The first SIML Model addresses the simplest possible pattern for inquiries relating to word definitions. The second Model however has no response in it and all it does is that it redirects the Patterns What is the meaning of the word * and What does * mean to Define *. The element we used in the second Model is the <Goto> SIML element. This is the redirection element, it has no attributes and the only function it has is to redirect the pattern search to a new value.

So now, if you go ahead and type What is the meaning of the word beatboxing in the Console, the first Model will be activated and the response will be Let me search the dictionary for the word beatboxing.

But what if you had two or more wildcards in your Pattern?. How would you redirect the pattern search?

You would do that by specifying an Index within the <Match/> element. Say instead of What is the meaning of the word * you used the pattern * meaning of the word *. In such a case, our redirection should specify the index of the wildcard to be used.

Example SIML Code:

XML

<Model>
  <Pattern>* meaning of the word *</Pattern>
  <Response>
    <Goto>Define <Match Index="2"/></Goto>
  </Response>
</Model>

In the above example within the <Match/> element, I've added an attribute called Index and the value of this attribute has been set to "2". So now if the value of the <Match /> element is evaluated, it will return the value captured by the second wildcard in our pattern. Similarly, you could use 3, 4, 5 and so on to specify the index of the respective wildcards within your pattern.

Another derivative of the <Goto> element is the <GotoMatch /> element which is a shortcut tag for...

XML

<Goto><Match/></Goto>

But it doesn't end there. Just like the <Match /> element, the <GotoMatch /> element has an Index attribute. And that's the reason why I referred to it as a derivative of the <Goto> element. As a result, if you specify an Index like <GotoMatch Index="2"/>, the shortcut tag will be interpreted as..

XML

<Goto><Match Index="2"/></Goto>

A simple use-case for the <GotoMatch /> element:

XML

<Model>
  <Pattern>CAN YOU *</Pattern>
  <Response>Yes I can. <GotoMatch /></Response>
</Model>

Assuming that you are working with the SIML Project attached to this article, if you type in Console Can you play music? the output will be Yes I can. Playing music..
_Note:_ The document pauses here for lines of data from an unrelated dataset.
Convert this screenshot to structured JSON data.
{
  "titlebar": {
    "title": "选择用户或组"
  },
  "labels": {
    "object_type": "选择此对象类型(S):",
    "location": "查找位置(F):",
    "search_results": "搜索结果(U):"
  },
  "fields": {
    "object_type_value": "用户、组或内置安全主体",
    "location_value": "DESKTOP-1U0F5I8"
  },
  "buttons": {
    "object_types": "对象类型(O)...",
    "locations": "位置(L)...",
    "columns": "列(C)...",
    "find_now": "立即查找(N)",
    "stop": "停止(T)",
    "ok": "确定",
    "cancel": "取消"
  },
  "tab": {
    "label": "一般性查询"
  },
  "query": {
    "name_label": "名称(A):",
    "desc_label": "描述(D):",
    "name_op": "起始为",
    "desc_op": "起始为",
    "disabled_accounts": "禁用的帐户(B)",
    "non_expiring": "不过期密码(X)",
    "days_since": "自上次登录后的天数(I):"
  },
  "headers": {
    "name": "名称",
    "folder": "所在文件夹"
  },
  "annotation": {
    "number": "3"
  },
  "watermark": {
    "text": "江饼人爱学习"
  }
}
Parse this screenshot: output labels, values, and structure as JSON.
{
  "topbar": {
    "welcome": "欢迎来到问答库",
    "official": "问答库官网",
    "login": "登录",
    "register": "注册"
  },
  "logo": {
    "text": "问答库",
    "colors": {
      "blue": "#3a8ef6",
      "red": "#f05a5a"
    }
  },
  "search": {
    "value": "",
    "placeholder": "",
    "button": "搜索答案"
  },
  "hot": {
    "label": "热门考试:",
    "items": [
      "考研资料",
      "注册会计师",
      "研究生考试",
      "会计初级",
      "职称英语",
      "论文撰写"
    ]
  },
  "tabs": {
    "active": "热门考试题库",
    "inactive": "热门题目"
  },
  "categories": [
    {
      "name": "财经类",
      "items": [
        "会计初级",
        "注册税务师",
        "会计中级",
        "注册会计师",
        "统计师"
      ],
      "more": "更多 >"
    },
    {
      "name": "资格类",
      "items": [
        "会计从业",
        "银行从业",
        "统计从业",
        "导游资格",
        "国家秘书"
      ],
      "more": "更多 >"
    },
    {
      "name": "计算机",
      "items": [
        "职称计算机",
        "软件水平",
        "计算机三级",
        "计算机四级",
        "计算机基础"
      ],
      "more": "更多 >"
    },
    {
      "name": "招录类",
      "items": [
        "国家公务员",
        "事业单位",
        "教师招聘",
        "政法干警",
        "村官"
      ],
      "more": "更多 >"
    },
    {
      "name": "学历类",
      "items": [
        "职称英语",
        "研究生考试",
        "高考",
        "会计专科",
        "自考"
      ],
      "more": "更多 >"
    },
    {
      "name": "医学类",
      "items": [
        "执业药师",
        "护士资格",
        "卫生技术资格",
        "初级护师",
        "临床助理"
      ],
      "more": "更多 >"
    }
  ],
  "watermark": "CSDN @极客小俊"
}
Always try to specify the simplest possible pattern when considering redirections.
Avoid meta-redirections. Do not redirect a pattern search to a new pattern that may again try to redirect the new pattern to an even newer pattern.
Stick with multiple patterns within the same Model if possible and only use redirections if and only if you are very certain that the new pattern you redirect, the pattern search, to will have a Response for that pattern you specified.
If 2 or more redirections point to each other. The chat request is automatically terminated or timed out by the interpreter.

Request vs Input

Everytime a user tries to interact with the Bot, he or she creates a ChatRequest. A Chat Request is the user message in its entirety that is sent to the Bot. So if you type How are you? What are you upto? . A Chat request would hold the entire message in its raw format.

SIML interpreter doesn't deal with ChatRequests; it only deals with Inputs. An Input is a single sentence that is processed by the SIML interpreter. So the above chat request How are you? what are you upto? will be broken down into two inputs, How are you? and what are you upto?. These two inputs will then be processed separately and the combined result will be sent back to the user.

So if at some point the user tries to test the Bot to check if it recalls the previous Request, you can make use of the <Request> or the <Input> element.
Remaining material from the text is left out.